最近はスマートフォンを見ると、市町村など細かい地域の予報が表示され、天気や風は1時間刻み、雨雲の動きに至っては5分ごとの変化を教えてくれる。技術の進化は、まさに隔世の感がある。
だが、進化は止まらない。大西
膨大すぎる計算を人工知能が軽減してくれる
都会では、建物や車など人工物からの排熱や反射熱が、相当な量に上る。それが時々刻々変化し、空気や熱が複雑に動く。現在の天気予報に比べると、桁違いに微細なスケールだ。大西さんはそういった「微気象」を捉え、「この道路を歩く時、日なた側と日陰側では熱中症のリスクがどう違うか」といった予測まで可能にする未来を描く。
現在、2キロ・メートル四方の範囲にわたり、30分後までの気温や風などを5メートル間隔の細かさで予測しようとしている。しかし、物理学や化学の法則に基づいて大気などの変化を予測する「数値シミュレーション」は、この細かさで行うと計算量が膨大になり、スーパーコンピューターで数時間もかかった。無論それでは「30分後の予測」にならない。
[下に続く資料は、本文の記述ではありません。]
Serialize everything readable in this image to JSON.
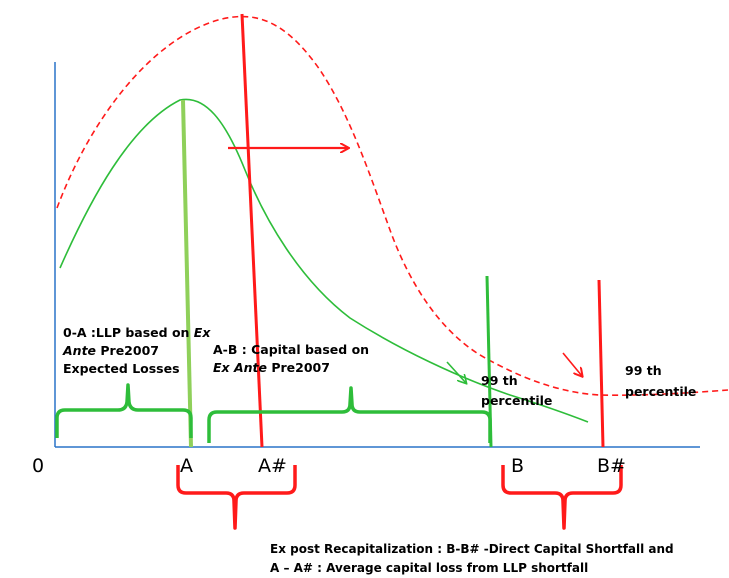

そこで大西さんらは、計算量を減らす工夫に取り組んできた。数値シミュレーションは20メートル間隔の粗い計算にとどめる。そして、「超解像」という人工知能(AI)の技術で、その解像度を5メートル間隔に高める。
粗い画像から精細な画像を得るなんて魔法のようだが、もちろん科学的な裏付けがある。このAIは、5メートル間隔での計算結果と20メートル間隔での計算結果を多数あらかじめ学習し、「20メートル間隔の計算がこういう結果の時は、5メートル間隔だとこういう画像になる」という関係をつかんであるのだ。
これにより、5メートル間隔で数値シミュレーションを行うと数時間かかっていた30分後の予測が、1分ほどで済むようになってきた。「事前の学習には高性能のコンピューターが必要だが、予測計算は普通のパソコンでできるようにしたい」という。
ドローンやドライブレコーダーから有用な気象データ
計算手法と並んで重要なのは、計算に取り込む気象データの収集だ。気象庁が天気予報のために降水や気温などのデータを収集するアメダス観測点は、全国で約20キロ・メートル間隔。これに対し、微気象の予測には数メートルから数十メートル間隔のデータが欲しい。